Photo credit: NASA

NASA names new space telescope after its first woman executive, Nancy Grace Roman

May 21st, 2020

For generations, women have always fought for gender equality in the workplace, especially in a male-dominated field. And, one of the most notable women who made great strides towards equal opportunities is NASA’s first chief astronomer and female executive, Dr. Nancy Grace Roman.

Roman (who was born in Nashville, Tennessee, on May 16, 1925) became Chief of Astronomy in the Office of Space Science at NASA Headquarters only six months after the space agency was established in 1958—making her one of its pioneer members. While working at NASA, the 33-year-old scientist spent two decades of her life “developing and launching space-based observatories that studied the sun, deep space, and Earth’s atmosphere.”

Dr. Nancy Grace Roman is shown with a model of the Orbiting Solar Observatory (OSO) in 1962. Photo credit: NASA

Apart from her endless, invaluable contributions to aeronautics and space research, she is also regarded as “the mother of Hubble” for spearheading the development of the Hubble Space Telescope, which just spent its 30th anniversary in orbit last April.

So, to celebrate her remarkable achievements and influence, the agency announced on Wednesday that their newest space telescope would be named after the female scientist who just died two years ago.
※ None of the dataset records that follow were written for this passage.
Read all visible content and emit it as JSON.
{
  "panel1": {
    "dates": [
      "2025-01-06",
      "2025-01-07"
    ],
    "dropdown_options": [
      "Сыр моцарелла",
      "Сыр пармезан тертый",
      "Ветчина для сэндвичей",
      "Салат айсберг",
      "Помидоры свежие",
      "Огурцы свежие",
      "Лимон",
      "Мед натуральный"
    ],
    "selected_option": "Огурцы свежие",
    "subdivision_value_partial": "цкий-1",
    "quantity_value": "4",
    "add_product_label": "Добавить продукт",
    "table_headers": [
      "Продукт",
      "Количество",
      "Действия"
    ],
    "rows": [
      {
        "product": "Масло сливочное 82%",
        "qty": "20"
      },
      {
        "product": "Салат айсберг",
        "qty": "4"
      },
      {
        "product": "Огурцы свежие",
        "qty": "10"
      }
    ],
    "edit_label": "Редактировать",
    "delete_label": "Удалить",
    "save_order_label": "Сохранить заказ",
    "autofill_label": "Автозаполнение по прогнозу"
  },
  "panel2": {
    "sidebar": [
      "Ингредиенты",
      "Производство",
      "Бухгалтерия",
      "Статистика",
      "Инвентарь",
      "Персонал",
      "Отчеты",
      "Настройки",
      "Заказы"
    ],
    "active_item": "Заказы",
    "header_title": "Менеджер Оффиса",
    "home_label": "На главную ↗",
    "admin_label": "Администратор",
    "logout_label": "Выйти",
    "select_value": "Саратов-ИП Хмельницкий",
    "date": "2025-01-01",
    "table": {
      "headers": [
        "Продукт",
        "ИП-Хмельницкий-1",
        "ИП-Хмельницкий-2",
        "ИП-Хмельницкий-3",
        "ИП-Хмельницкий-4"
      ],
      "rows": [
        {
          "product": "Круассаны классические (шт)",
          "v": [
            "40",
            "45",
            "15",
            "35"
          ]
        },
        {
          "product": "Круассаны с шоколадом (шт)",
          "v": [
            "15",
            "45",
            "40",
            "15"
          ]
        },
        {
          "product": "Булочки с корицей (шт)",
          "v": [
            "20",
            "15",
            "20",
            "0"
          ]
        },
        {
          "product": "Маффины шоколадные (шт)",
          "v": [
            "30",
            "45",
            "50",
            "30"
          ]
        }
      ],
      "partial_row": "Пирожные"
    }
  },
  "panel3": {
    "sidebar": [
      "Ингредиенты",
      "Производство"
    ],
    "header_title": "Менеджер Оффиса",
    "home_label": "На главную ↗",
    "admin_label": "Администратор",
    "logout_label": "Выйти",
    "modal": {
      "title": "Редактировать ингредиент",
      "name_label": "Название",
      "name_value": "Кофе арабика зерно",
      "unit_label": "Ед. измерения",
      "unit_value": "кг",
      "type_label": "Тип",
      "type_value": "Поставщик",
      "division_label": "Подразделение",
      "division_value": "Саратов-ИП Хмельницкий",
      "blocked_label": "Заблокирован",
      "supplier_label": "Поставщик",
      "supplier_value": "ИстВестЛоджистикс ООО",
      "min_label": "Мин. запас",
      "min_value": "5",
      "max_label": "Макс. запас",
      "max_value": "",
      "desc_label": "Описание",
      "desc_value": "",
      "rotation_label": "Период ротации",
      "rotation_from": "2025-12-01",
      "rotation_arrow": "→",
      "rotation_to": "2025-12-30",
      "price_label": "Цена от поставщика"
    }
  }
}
The Nancy Grace Roman Telescope, which was formerly called Wide Field Infrared Survey Telescope (WFirst), will be used to “investigate the mysterious dark energy speeding up the expansion of the universe and scan space for exoplanets belonging to distant stars,” as reported by New York Times. 

In a video released by the agency’s official YouTube channel, Thomas Zurbuchen, NASA’s associate administrator for science, said: “For that reason: that vision, that foresight, that leadership on the inside of the agency, that really makes her, I think, the only name that is appropriate for this large space telescope that we’re building now.”

Expected to be launched into orbit this year, the Nancy Grace Roman Telescope will also help scientists examine Albert Einstein’s general theory of relativity and a mysterious force called “dark energy” that affects the universe’s expansion.